Así se pretende hacer responsable al Estado Mexicano de la desaparición y muerte de los 43 estudiantes de Ayotzinapa y se limpian las huellas de las estructuras financieras internacionales que están involucradas en el lavado de los miles de millones de dólares anuales que representa el narcotráfico asentado en el estado de Guerrero y en todo el territorio nacional. Desde las memorables Guerras del Opio, libradas por la Corona Británica en 1840 en contra de China para imponerle el consumo del opio, que en ese tiempo los ingleses cultivaban en la India, el narcotráfico quedó históricamente signado como un instrumento de la política colonialista e imperial.
En aquella ocasión, el mecanismo se presentó como una medida económica. China tenía un gran déficit comercial con Inglaterra y los colonialistas para beneficiarse empezaron a introducir ilegalmente opio a la nación asiática desde la India. El emperador Chino reaccionó en contra de esta política y le declaró la guerra a los traficantes de opio, que operaban como instrumento de los ingleses. La respuesta del imperio fue una ofensiva militar contra China para doblegarla e imponerle la legalización del consumo de opio. Fue esta una de las primeras “epopeyas” por la legalización de las drogas y especialmente de la amapola. La estructura imperial sigue utilizando a las drogas y a sus “ejércitos irregulares” (cárteles), como instrumentos de subyugación de los estados nacionales.
Observadas así las cosas, el presidente Andrés Manuel López Obrador, se rinde ante las presiones de los intereses financieros internacionales que controlan al narcotráfico. Declara el hecho como “crimen de Estado”, confiado en su presumida habilidad para endilgarlo a sus opositores electorales.
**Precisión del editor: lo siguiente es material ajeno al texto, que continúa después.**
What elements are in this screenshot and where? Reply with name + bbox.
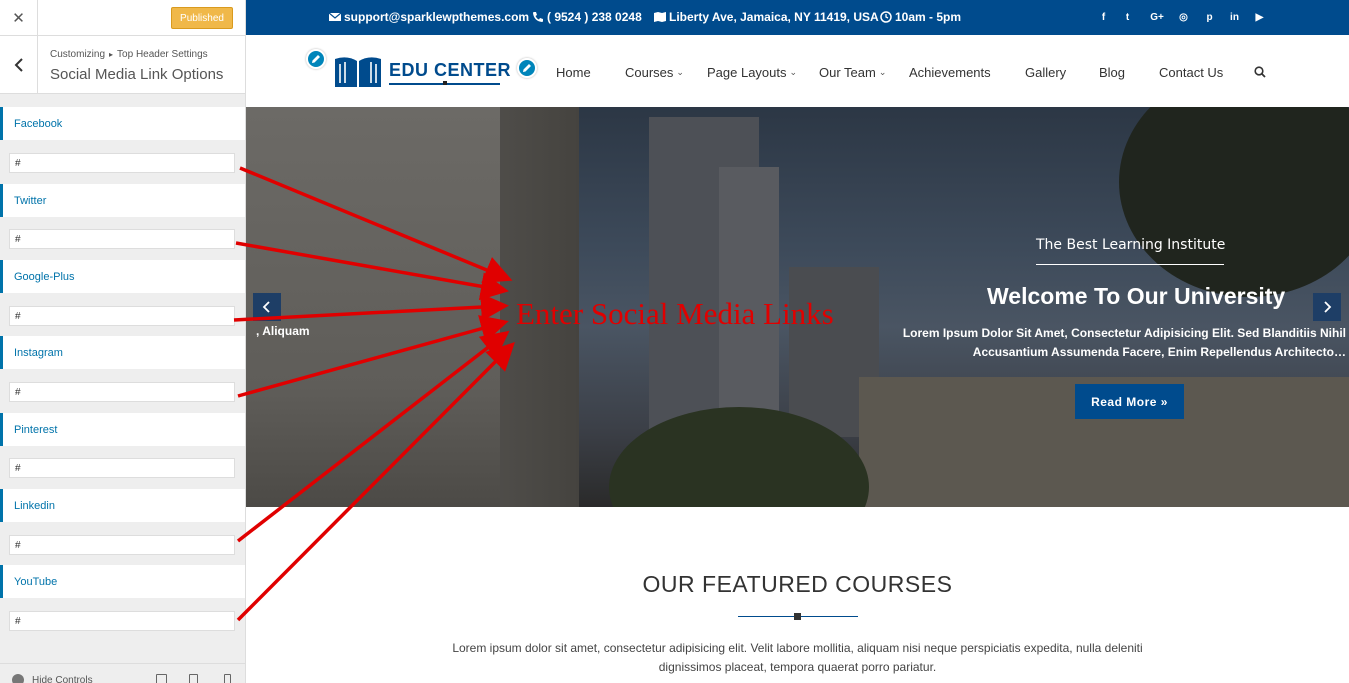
linkedin-link-input[interactable] bbox=[9, 535, 235, 555]
nav-item-our-team[interactable]: Our Team ⌄ bbox=[819, 65, 886, 80]
phone-text: ( 9524 ) 238 0248 bbox=[547, 10, 642, 24]
twitter-link-input[interactable] bbox=[9, 229, 235, 249]
featured-courses-description: Lorem ipsum dolor sit amet, consectetur … bbox=[452, 641, 1143, 674]
hours-text: 10am - 5pm bbox=[895, 10, 962, 24]
logo-text[interactable]: EDU CENTER bbox=[389, 60, 511, 81]
youtube-link-input[interactable] bbox=[9, 611, 235, 631]
field-label-twitter: Twitter bbox=[0, 184, 245, 217]
nav-label: Home bbox=[556, 65, 591, 80]
email-text: support@sparklewpthemes.com bbox=[344, 10, 530, 24]
breadcrumb-item: Customizing bbox=[50, 49, 106, 60]
edit-shortcut-icon[interactable] bbox=[306, 49, 326, 69]
previous-slide-text: , Aliquam bbox=[256, 324, 310, 338]
nav-label: Courses bbox=[625, 65, 674, 80]
hero-title: Welcome To Our University bbox=[987, 283, 1286, 309]
tree-shape bbox=[1119, 107, 1349, 297]
nav-item-blog[interactable]: Blog bbox=[1099, 65, 1125, 80]
nav-label: Gallery bbox=[1025, 65, 1067, 80]
read-more-button[interactable]: Read More » bbox=[1075, 384, 1184, 419]
youtube-icon[interactable]: ▶ bbox=[1253, 11, 1266, 24]
envelope-icon bbox=[329, 12, 341, 21]
nav-item-gallery[interactable]: Gallery bbox=[1025, 65, 1066, 80]
topbar-phone[interactable]: ( 9524 ) 238 0248 bbox=[532, 10, 642, 24]
slider-prev-button[interactable] bbox=[253, 293, 281, 321]
nav-label: Contact Us bbox=[1159, 65, 1224, 80]
slider-next-button[interactable] bbox=[1313, 293, 1341, 321]
chevron-down-icon: ⌄ bbox=[878, 67, 887, 77]
field-label-instagram: Instagram bbox=[0, 336, 245, 369]
map-icon bbox=[654, 12, 666, 22]
nav-label: Blog bbox=[1099, 65, 1126, 80]
panel-title: Social Media Link Options bbox=[50, 66, 224, 83]
facebook-link-input[interactable] bbox=[9, 153, 235, 173]
twitter-icon[interactable]: t bbox=[1121, 11, 1134, 24]
topbar-email[interactable]: support@sparklewpthemes.com bbox=[329, 10, 529, 24]
hero-subtitle-underline bbox=[1036, 264, 1224, 265]
phone-icon bbox=[533, 12, 543, 22]
clock-icon bbox=[880, 11, 892, 23]
nav-item-home[interactable]: Home bbox=[556, 65, 591, 80]
top-header-bar: support@sparklewpthemes.com ( 9524 ) 238… bbox=[246, 0, 1349, 35]
nav-item-courses[interactable]: Courses ⌄ bbox=[625, 65, 684, 80]
search-icon[interactable] bbox=[1254, 66, 1266, 78]
hero-subtitle: The Best Learning Institute bbox=[1036, 237, 1226, 253]
site-header: EDU CENTER Home Courses ⌄ Page Layouts ⌄ O… bbox=[246, 35, 1349, 107]
close-icon[interactable]: ✕ bbox=[0, 0, 38, 36]
chevron-left-icon bbox=[14, 58, 23, 72]
nav-item-achievements[interactable]: Achievements bbox=[909, 65, 991, 80]
edit-shortcut-icon[interactable] bbox=[517, 58, 537, 78]
tablet-preview-icon[interactable] bbox=[189, 674, 198, 683]
logo-book-icon[interactable] bbox=[333, 53, 383, 89]
collapse-icon bbox=[12, 674, 24, 683]
nav-label: Page Layouts bbox=[707, 65, 787, 80]
google-plus-icon[interactable]: G+ bbox=[1148, 11, 1166, 24]
back-button[interactable] bbox=[0, 36, 38, 94]
logo-dot bbox=[443, 81, 447, 85]
nav-item-contact[interactable]: Contact Us bbox=[1159, 65, 1223, 80]
site-preview: support@sparklewpthemes.com ( 9524 ) 238… bbox=[246, 0, 1349, 683]
breadcrumb-separator-icon: ▸ bbox=[109, 50, 114, 59]
linkedin-icon[interactable]: in bbox=[1228, 11, 1241, 24]
pinterest-icon[interactable]: p bbox=[1203, 11, 1216, 24]
field-label-linkedin: Linkedin bbox=[0, 489, 245, 522]
nav-label: Achievements bbox=[909, 65, 991, 80]
topbar-address: Liberty Ave, Jamaica, NY 11419, USA bbox=[654, 10, 879, 24]
facebook-icon[interactable]: f bbox=[1097, 11, 1110, 24]
address-text: Liberty Ave, Jamaica, NY 11419, USA bbox=[669, 10, 879, 24]
pencil-icon bbox=[523, 64, 531, 72]
nav-item-page-layouts[interactable]: Page Layouts ⌄ bbox=[707, 65, 797, 80]
field-label-pinterest: Pinterest bbox=[0, 413, 245, 446]
breadcrumb-item: Top Header Settings bbox=[117, 49, 208, 60]
hide-controls-label: Hide Controls bbox=[32, 674, 93, 683]
instagram-icon[interactable]: ◎ bbox=[1177, 11, 1190, 24]
nav-label: Our Team bbox=[819, 65, 876, 80]
annotation-label: Enter Social Media Links bbox=[516, 296, 834, 331]
desktop-preview-icon[interactable] bbox=[156, 674, 167, 683]
heading-divider-square bbox=[794, 613, 801, 620]
hide-controls-button[interactable]: Hide Controls bbox=[12, 674, 93, 683]
publish-button[interactable]: Published bbox=[171, 7, 233, 29]
field-label-facebook: Facebook bbox=[0, 107, 245, 140]
customizer-footer: Hide Controls bbox=[0, 663, 245, 683]
section-header: Customizing ▸ Top Header Settings Social M… bbox=[0, 36, 245, 94]
hero-description: Lorem Ipsum Dolor Sit Amet, Consectetur … bbox=[902, 326, 1346, 359]
google-plus-link-input[interactable] bbox=[9, 306, 235, 326]
breadcrumb: Customizing ▸ Top Header Settings bbox=[50, 49, 208, 60]
previous-slide-book-page bbox=[246, 107, 500, 507]
customizer-sidebar: ✕ Published Customizing ▸ Top Header Setti… bbox=[0, 0, 246, 683]
chevron-down-icon: ⌄ bbox=[789, 67, 798, 77]
chevron-left-icon bbox=[262, 301, 270, 313]
field-label-youtube: YouTube bbox=[0, 565, 245, 598]
instagram-link-input[interactable] bbox=[9, 382, 235, 402]
featured-courses-heading: OUR FEATURED COURSES bbox=[642, 571, 953, 597]
pencil-icon bbox=[312, 55, 320, 63]
field-label-google-plus: Google-Plus bbox=[0, 260, 245, 293]
customizer-header-bar: ✕ Published bbox=[0, 0, 245, 36]
chevron-right-icon bbox=[1324, 301, 1332, 313]
pinterest-link-input[interactable] bbox=[9, 458, 235, 478]
topbar-hours: 10am - 5pm bbox=[880, 10, 961, 24]
mobile-preview-icon[interactable] bbox=[224, 674, 231, 683]
chevron-down-icon: ⌄ bbox=[676, 67, 684, 77]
No repara en que los intereses supranacionales que comandan estos procesos de desestabilización, no tienen preferencias electorales, tampoco personales. Quieren la guerra perpetua, su cometido es la inestabilidad continua y la polarización. Un México rendido y en la indefensión.
No es fácil que el presidente entienda que con esto le está infringiendo una herida al Estado Mexicano. Se le dificulta porque aborda la historia de México considerándose a él mismo como el epicentro refundacional: el vértice soy yo. El Estado Mexicano, no es el gobierno anterior; es una institución cuya sustancia trasciende a los gobiernos y estos están obligados, en todo momento y circunstancia, a protegerlo y a darle una creciente fortaleza para hacer valer la soberanía nacional.
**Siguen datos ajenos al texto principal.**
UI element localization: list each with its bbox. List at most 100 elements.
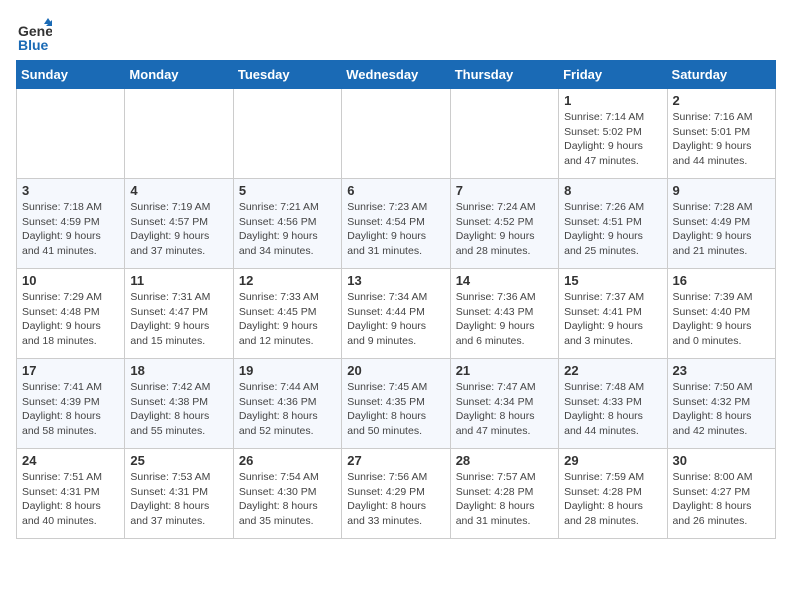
- dow-header: Tuesday: [233, 61, 341, 89]
- day-number: 14: [456, 273, 553, 288]
- calendar-cell: [233, 89, 341, 179]
- day-number: 17: [22, 363, 119, 378]
- calendar-cell: 1Sunrise: 7:14 AM Sunset: 5:02 PM Daylig…: [559, 89, 667, 179]
- calendar-cell: 20 Sunrise: 7:45 AM Sunset: 4:35 PM Dayli…: [342, 359, 450, 449]
- calendar-cell: 13 Sunrise: 7:34 AM Sunset: 4:44 PM Dayli…: [342, 269, 450, 359]
- day-number: 24: [22, 453, 119, 468]
- calendar-cell: 23Sunrise: 7:50 AM Sunset: 4:32 PM Dayli…: [667, 359, 775, 449]
- day-number: 2: [673, 93, 770, 108]
- dow-header: Sunday: [17, 61, 125, 89]
- day-number: 3: [22, 183, 119, 198]
- calendar-cell: 29 Sunrise: 7:59 AM Sunset: 4:28 PM Dayli…: [559, 449, 667, 539]
- day-info: Sunrise: 7:54 AM Sunset: 4:30 PM Dayligh…: [239, 470, 336, 529]
- day-number: 11: [130, 273, 227, 288]
- day-number: 19: [239, 363, 336, 378]
- calendar-cell: 5 Sunrise: 7:21 AM Sunset: 4:56 PM Daylig…: [233, 179, 341, 269]
- calendar-cell: [450, 89, 558, 179]
- day-info: Sunrise: 7:39 AM Sunset: 4:40 PM Dayligh…: [673, 290, 770, 349]
- day-number: 4: [130, 183, 227, 198]
- day-info: Sunrise: 7:57 AM Sunset: 4:28 PM Dayligh…: [456, 470, 553, 529]
- day-info: Sunrise: 7:56 AM Sunset: 4:29 PM Dayligh…: [347, 470, 444, 529]
- day-info: Sunrise: 7:51 AM Sunset: 4:31 PM Dayligh…: [22, 470, 119, 529]
- day-info: Sunrise: 7:45 AM Sunset: 4:35 PM Dayligh…: [347, 380, 444, 439]
- day-number: 1: [564, 93, 661, 108]
- day-number: 26: [239, 453, 336, 468]
- day-info: Sunrise: 7:29 AM Sunset: 4:48 PM Dayligh…: [22, 290, 119, 349]
- day-info: Sunrise: 7:42 AM Sunset: 4:38 PM Dayligh…: [130, 380, 227, 439]
- day-info: Sunrise: 7:48 AM Sunset: 4:33 PM Dayligh…: [564, 380, 661, 439]
- calendar-cell: 2 Sunrise: 7:16 AM Sunset: 5:01 PM Daylig…: [667, 89, 775, 179]
- day-info: Sunrise: 7:21 AM Sunset: 4:56 PM Dayligh…: [239, 200, 336, 259]
- calendar-cell: 21 Sunrise: 7:47 AM Sunset: 4:34 PM Dayli…: [450, 359, 558, 449]
- day-number: 15: [564, 273, 661, 288]
- day-info: Sunrise: 7:53 AM Sunset: 4:31 PM Dayligh…: [130, 470, 227, 529]
- calendar-body: 1Sunrise: 7:14 AM Sunset: 5:02 PM Daylig…: [17, 89, 776, 539]
- day-info: Sunrise: 7:36 AM Sunset: 4:43 PM Dayligh…: [456, 290, 553, 349]
- dow-header: Wednesday: [342, 61, 450, 89]
- day-number: 28: [456, 453, 553, 468]
- calendar-cell: 16 Sunrise: 7:39 AM Sunset: 4:40 PM Dayli…: [667, 269, 775, 359]
- calendar-cell: 26 Sunrise: 7:54 AM Sunset: 4:30 PM Dayli…: [233, 449, 341, 539]
- calendar-cell: 3 Sunrise: 7:18 AM Sunset: 4:59 PM Daylig…: [17, 179, 125, 269]
- day-number: 6: [347, 183, 444, 198]
- days-of-week-row: SundayMondayTuesdayWednesdayThursdayFrid…: [17, 61, 776, 89]
- calendar-cell: 15 Sunrise: 7:37 AM Sunset: 4:41 PM Dayli…: [559, 269, 667, 359]
- dow-header: Thursday: [450, 61, 558, 89]
- day-number: 22: [564, 363, 661, 378]
- day-info: Sunrise: 7:31 AM Sunset: 4:47 PM Dayligh…: [130, 290, 227, 349]
- day-info: Sunrise: 7:47 AM Sunset: 4:34 PM Dayligh…: [456, 380, 553, 439]
- calendar-cell: 10 Sunrise: 7:29 AM Sunset: 4:48 PM Dayli…: [17, 269, 125, 359]
- day-info: Sunrise: 7:37 AM Sunset: 4:41 PM Dayligh…: [564, 290, 661, 349]
- day-number: 10: [22, 273, 119, 288]
- day-number: 16: [673, 273, 770, 288]
- dow-header: Monday: [125, 61, 233, 89]
- day-info: Sunrise: 7:18 AM Sunset: 4:59 PM Dayligh…: [22, 200, 119, 259]
- calendar-cell: 6Sunrise: 7:23 AM Sunset: 4:54 PM Daylig…: [342, 179, 450, 269]
- day-number: 27: [347, 453, 444, 468]
- day-number: 25: [130, 453, 227, 468]
- day-number: 23: [673, 363, 770, 378]
- day-number: 12: [239, 273, 336, 288]
- dow-header: Friday: [559, 61, 667, 89]
- day-number: 9: [673, 183, 770, 198]
- calendar-cell: 22 Sunrise: 7:48 AM Sunset: 4:33 PM Dayli…: [559, 359, 667, 449]
- calendar-cell: 28 Sunrise: 7:57 AM Sunset: 4:28 PM Dayli…: [450, 449, 558, 539]
- day-info: Sunrise: 7:24 AM Sunset: 4:52 PM Dayligh…: [456, 200, 553, 259]
- calendar-cell: 14 Sunrise: 7:36 AM Sunset: 4:43 PM Dayli…: [450, 269, 558, 359]
- day-info: Sunrise: 7:16 AM Sunset: 5:01 PM Dayligh…: [673, 110, 770, 169]
- calendar-cell: 24 Sunrise: 7:51 AM Sunset: 4:31 PM Dayli…: [17, 449, 125, 539]
- calendar-cell: [17, 89, 125, 179]
- day-info: Sunrise: 7:34 AM Sunset: 4:44 PM Dayligh…: [347, 290, 444, 349]
- calendar-cell: 25 Sunrise: 7:53 AM Sunset: 4:31 PM Dayli…: [125, 449, 233, 539]
- calendar-cell: 17 Sunrise: 7:41 AM Sunset: 4:39 PM Dayli…: [17, 359, 125, 449]
- calendar-week-row: 3 Sunrise: 7:18 AM Sunset: 4:59 PM Daylig…: [17, 179, 776, 269]
- svg-text:Blue: Blue: [18, 37, 49, 52]
- day-number: 20: [347, 363, 444, 378]
- calendar-cell: 7 Sunrise: 7:24 AM Sunset: 4:52 PM Daylig…: [450, 179, 558, 269]
- day-number: 5: [239, 183, 336, 198]
- day-number: 21: [456, 363, 553, 378]
- day-info: Sunrise: 7:59 AM Sunset: 4:28 PM Dayligh…: [564, 470, 661, 529]
- calendar-week-row: 10 Sunrise: 7:29 AM Sunset: 4:48 PM Dayli…: [17, 269, 776, 359]
- day-info: Sunrise: 7:44 AM Sunset: 4:36 PM Dayligh…: [239, 380, 336, 439]
- calendar-cell: 12 Sunrise: 7:33 AM Sunset: 4:45 PM Dayli…: [233, 269, 341, 359]
- day-info: Sunrise: 7:41 AM Sunset: 4:39 PM Dayligh…: [22, 380, 119, 439]
- day-number: 8: [564, 183, 661, 198]
- calendar-cell: 30Sunrise: 8:00 AM Sunset: 4:27 PM Dayli…: [667, 449, 775, 539]
- calendar-cell: [342, 89, 450, 179]
- day-number: 7: [456, 183, 553, 198]
- calendar-cell: 4Sunrise: 7:19 AM Sunset: 4:57 PM Daylig…: [125, 179, 233, 269]
- day-info: Sunrise: 7:33 AM Sunset: 4:45 PM Dayligh…: [239, 290, 336, 349]
- day-info: Sunrise: 8:00 AM Sunset: 4:27 PM Dayligh…: [673, 470, 770, 529]
- day-info: Sunrise: 7:28 AM Sunset: 4:49 PM Dayligh…: [673, 200, 770, 259]
- calendar-cell: 11 Sunrise: 7:31 AM Sunset: 4:47 PM Dayli…: [125, 269, 233, 359]
- calendar-cell: 27 Sunrise: 7:56 AM Sunset: 4:29 PM Dayli…: [342, 449, 450, 539]
- calendar-cell: [125, 89, 233, 179]
- day-number: 18: [130, 363, 227, 378]
- calendar-cell: 18 Sunrise: 7:42 AM Sunset: 4:38 PM Dayli…: [125, 359, 233, 449]
- header: General Blue: [16, 16, 776, 52]
- logo: General Blue: [16, 16, 56, 52]
- day-number: 13: [347, 273, 444, 288]
- day-number: 29: [564, 453, 661, 468]
- calendar-cell: 8Sunrise: 7:26 AM Sunset: 4:51 PM Daylig…: [559, 179, 667, 269]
El presidente se siente como el vicario del Estado, con la facultad de atar y desatar, cuando en realidad está sentando un precedente que le impone al país una tremenda vulnerabilidad institucional. Aceptar, en las condiciones conocidas, un crimen de Estado, es virtualmente una renuncia al autogobierno y a la soberanía, porque le confiere a órganos supranacionales la posibilidad discrecional para intervenir y juzgar la vida interna de la nación.
Es de costo mayor para el país, que se deje fuera de las atrocidades cometidas la noche de Iguala, a los factores internacionales involucrados. Es una omisión complaciente con los intereses que han estado destruyendo a México. A los inocentes que repiten es un “crimen de Estado”, hay que responderles: es el narcotráfico imperial estúpido.
Ahorita los afectados coyunturales, aparecen como los opositores políticos del presidente Andrés Manuel López Obrador, pero mañana el blanco podría ser él mismo. Es costumbre de los dioses enloquecer a los que pretenden destruir.